One of the aims of bodywork is to shift the horse from the ‘flight or fright’ sympathetic nervous system’s state, to the ‘rest and digest’ parasympathetic nervous system. The horse has a lot to deal with in the human world, introducing varying degrees of stress which the horse must adjust to. Mental tension can translate into physical tension, (everything starts in the mind), which is why it is so important to stay below the bracing point when we are practicing bodywork. 

Conformation vs Posture

Conformation is the way the horse is put together, his bony structure. Posture is the way the horse stands and organises himself, and this is something that is changeable. A very common posture we see in our horses’ stance is the ‘goat on a rock’ posture. The horses stands with his forelegs behind the vertical, and hind legs in front.Take note of the horses in the paintings and artworks you see in a museum next time you visit one, you will see this posture everywhere. Horses are masters at compensating and getting on with life… it’s important not to show weakness in case there’s a hungry lion around the corner.

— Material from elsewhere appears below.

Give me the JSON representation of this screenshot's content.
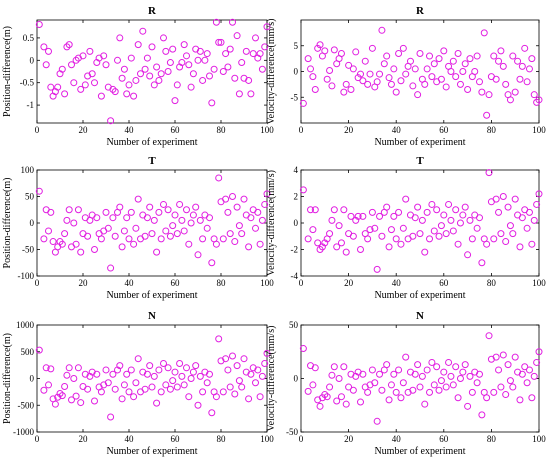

Through manually manipulating a joint or muscle, we can release tension or a subluxation, but the brain often reasserts that tension and the pattern returns. The best way to get long term results that hold is to circumvent the muscle memory, working with the horses’ energy and nervous systems to achieve deeper and long-lasting results.

Images: The postural changes shown in these before and after photo’s are evident. The horse stands straighter and more square. A horse that previously stood base narrow or toeing in for example can immediately stand straighter. Fascia in a constant state of tension and dehydration can soften and rehydrate, and as a result, the entire musculature can change. The horse shows less angulation and more flow to create a softer and harmonious appearance.

Horse owners often ask me if they can do stretches or something to help their horses at home. Carrot stretches can be useful, but sometimes the horse can get a little too enthusiastic about overstretching to get to the yummy treat. A stretch done wrong can tear muscle fibres and damage tendons or ligaments. If you watch a dog or cat get up after a snooze and perform a slow, full-body stretch (often accompanied by a yawn), this is known as pandiculation and this type of stretching is far more beneficial.

“Pandiculation is a polysynaptic reflex that involves contracting a muscle or group of muscles and then slowly reducing the contractions back to neutral.” The brain is resetting the resting tonus of the muscles, performing it’s own diagnostics on the body’s physical state.

For people who want to use a technique which induces similar effects to pandiculation, I highly recommend the DVD on ‘Equine Hanna Somatics’, based on the Feldenkrais technique. It contains a series of simple exercises to do just this, reset the horses habitual movement patterns and change old postural habits.

Another wonderful technique horse owners can do at home with their horse, is the Masterson ‘Bladder Meridian Technique’. The horses love it and it helps the owner become more observant and tuned in to their horse.